After Murata somehow convinces Shamoto's daughter to become one of his 'girls' who works at the fish store (and in the midst of his 'gettin-to- know-you-family' stuff has his way with Shamoto's wife), he drags the meek guy further into his darker pastime: he kills people, he and his wife Aiko (bubbly Kurosawa), who take a body from a guy who basically looks at Murata the wrong way to chop him up into little pieces and spill the parts into the nearby river. All the while Murata seems to be enjoying himself, maniacally, along with Aiko just as messed up and giggling as the older-richer-psychopath fish-store owner bosses around his "apprentice". Shamoto doesn't know what to do. He thinks back to the Earth being 4.6 billion years old, and will end in another 4.6 billion years, staring at the stars in the planetarium...

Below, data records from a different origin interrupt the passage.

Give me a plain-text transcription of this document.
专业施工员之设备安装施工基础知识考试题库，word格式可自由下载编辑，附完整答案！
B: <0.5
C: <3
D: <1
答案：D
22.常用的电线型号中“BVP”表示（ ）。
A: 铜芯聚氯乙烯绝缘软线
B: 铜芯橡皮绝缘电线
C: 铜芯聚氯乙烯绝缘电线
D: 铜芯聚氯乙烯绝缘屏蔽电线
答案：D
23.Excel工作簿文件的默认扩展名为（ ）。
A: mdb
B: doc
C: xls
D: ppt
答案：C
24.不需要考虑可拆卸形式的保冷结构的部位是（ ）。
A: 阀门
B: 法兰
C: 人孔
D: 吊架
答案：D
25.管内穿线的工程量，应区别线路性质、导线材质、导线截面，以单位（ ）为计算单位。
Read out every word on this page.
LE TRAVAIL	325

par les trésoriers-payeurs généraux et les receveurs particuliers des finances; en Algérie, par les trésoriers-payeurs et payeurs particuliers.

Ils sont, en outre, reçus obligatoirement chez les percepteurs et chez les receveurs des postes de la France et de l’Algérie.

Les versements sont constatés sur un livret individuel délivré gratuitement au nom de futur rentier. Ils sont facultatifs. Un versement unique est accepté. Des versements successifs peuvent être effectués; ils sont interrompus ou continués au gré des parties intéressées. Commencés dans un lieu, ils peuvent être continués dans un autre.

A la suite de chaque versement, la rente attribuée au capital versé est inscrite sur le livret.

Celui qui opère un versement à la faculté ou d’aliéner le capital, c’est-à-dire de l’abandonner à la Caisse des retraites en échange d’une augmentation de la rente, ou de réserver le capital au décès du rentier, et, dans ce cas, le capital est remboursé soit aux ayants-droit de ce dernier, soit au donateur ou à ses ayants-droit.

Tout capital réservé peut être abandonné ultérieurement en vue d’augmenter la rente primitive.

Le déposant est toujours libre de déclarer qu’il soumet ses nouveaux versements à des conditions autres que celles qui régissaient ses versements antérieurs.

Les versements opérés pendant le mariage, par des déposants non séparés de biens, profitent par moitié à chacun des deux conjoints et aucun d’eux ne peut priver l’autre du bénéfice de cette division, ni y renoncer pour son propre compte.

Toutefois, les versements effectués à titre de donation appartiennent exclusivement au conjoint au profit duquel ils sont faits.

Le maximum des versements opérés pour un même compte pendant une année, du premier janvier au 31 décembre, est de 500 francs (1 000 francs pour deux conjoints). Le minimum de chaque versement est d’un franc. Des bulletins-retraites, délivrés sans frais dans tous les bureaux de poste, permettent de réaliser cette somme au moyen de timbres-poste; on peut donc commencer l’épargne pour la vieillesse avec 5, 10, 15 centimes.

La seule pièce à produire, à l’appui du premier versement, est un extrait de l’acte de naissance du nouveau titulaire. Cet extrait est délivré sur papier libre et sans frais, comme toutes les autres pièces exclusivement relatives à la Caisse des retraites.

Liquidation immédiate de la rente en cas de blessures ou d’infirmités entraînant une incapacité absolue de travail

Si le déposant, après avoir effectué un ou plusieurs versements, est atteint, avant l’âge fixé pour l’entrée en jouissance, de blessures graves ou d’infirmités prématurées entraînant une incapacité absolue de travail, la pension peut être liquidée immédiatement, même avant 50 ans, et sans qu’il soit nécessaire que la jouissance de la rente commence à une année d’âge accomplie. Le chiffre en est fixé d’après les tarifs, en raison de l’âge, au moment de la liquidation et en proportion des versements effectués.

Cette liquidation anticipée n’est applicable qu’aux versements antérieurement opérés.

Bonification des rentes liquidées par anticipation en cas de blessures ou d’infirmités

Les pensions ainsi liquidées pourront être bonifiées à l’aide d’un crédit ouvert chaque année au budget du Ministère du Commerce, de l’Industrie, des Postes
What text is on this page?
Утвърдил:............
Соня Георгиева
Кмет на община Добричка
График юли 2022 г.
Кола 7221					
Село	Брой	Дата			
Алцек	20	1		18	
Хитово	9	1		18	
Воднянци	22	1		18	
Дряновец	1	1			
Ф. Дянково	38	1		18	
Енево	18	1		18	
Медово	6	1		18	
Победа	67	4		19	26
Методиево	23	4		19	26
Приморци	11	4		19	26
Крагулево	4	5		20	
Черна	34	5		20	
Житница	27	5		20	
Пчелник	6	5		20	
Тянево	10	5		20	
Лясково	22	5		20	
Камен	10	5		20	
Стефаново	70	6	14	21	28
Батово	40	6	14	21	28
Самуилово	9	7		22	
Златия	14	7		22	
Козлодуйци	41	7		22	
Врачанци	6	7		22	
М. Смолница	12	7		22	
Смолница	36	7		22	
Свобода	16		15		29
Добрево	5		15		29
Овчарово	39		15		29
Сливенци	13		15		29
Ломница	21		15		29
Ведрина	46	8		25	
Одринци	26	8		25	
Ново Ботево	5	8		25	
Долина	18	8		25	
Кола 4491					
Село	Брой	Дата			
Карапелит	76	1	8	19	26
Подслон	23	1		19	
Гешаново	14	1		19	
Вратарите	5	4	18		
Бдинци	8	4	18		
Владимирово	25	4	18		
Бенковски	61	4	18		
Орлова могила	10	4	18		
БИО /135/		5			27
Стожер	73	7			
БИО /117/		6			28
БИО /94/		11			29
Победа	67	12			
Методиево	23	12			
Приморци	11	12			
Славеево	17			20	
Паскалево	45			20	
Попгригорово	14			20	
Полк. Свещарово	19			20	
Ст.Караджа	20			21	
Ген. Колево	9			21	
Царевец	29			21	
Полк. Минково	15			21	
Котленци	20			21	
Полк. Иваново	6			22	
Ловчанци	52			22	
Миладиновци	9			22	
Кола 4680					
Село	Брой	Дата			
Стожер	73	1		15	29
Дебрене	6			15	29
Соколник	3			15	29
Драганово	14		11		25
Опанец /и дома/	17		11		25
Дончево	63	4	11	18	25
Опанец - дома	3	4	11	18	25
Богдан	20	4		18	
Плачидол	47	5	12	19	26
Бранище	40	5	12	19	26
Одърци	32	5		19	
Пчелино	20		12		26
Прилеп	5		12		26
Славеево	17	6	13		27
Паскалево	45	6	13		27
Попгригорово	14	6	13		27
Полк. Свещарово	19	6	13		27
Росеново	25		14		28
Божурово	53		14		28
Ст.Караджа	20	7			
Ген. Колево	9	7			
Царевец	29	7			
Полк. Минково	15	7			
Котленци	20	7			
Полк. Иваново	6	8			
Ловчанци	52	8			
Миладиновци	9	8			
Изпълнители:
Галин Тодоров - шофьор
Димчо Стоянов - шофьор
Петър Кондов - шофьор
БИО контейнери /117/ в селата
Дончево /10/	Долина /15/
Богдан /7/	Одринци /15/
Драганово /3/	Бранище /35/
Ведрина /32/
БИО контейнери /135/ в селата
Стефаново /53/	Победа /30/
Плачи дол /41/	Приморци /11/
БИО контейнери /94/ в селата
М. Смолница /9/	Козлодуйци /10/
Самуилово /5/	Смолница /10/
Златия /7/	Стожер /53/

If you're familiar with any of Sono's previous efforts- Suicide Club, Love Exposure chiefly for worse and better- you may know what to expect. Then again, maybe not. Unlike those films, Sono, in a rather wise move, doesn't sensationalize the violence and gore, and believe you me there is plenty of it to go around, since he's trying to stick to a somewhat more realistic aesthetic than the sensationalism of the epic Love Exposure. He draws out his characters more naturally, and the acting is sometimes over the top (certainly from Denden, who chews up scenery faster than Sono can dish out lines for him to bark), but not to the point where we're drawn out of the film's weirder moments... that is until the last half hour, when it goes into total Gonzo-mode. This is especially helpful as Sono is dealing with some highly dramatic things on screen: abuse, rape, insanity, the works.

It might be telling that the poster image of the film is almost identical (and probably not by accident) to the one for Sam Peckinpah's Straw Dogs, also a film about a man bottling up everything inside and then it exploding when pushed to the edge. For the Japanese, and for a character as emotionally bottled up as Shamoto, who's only release is looking at the stars, a guy like Murata is both the best and worst thing that's ever happened to him (best as in he does finally open up emotionally, worst in that his life will forever be in misery and madness). Cold Weather is extreme in violence and subject matter, but it has strong points about human responsibility and familial dysfunction.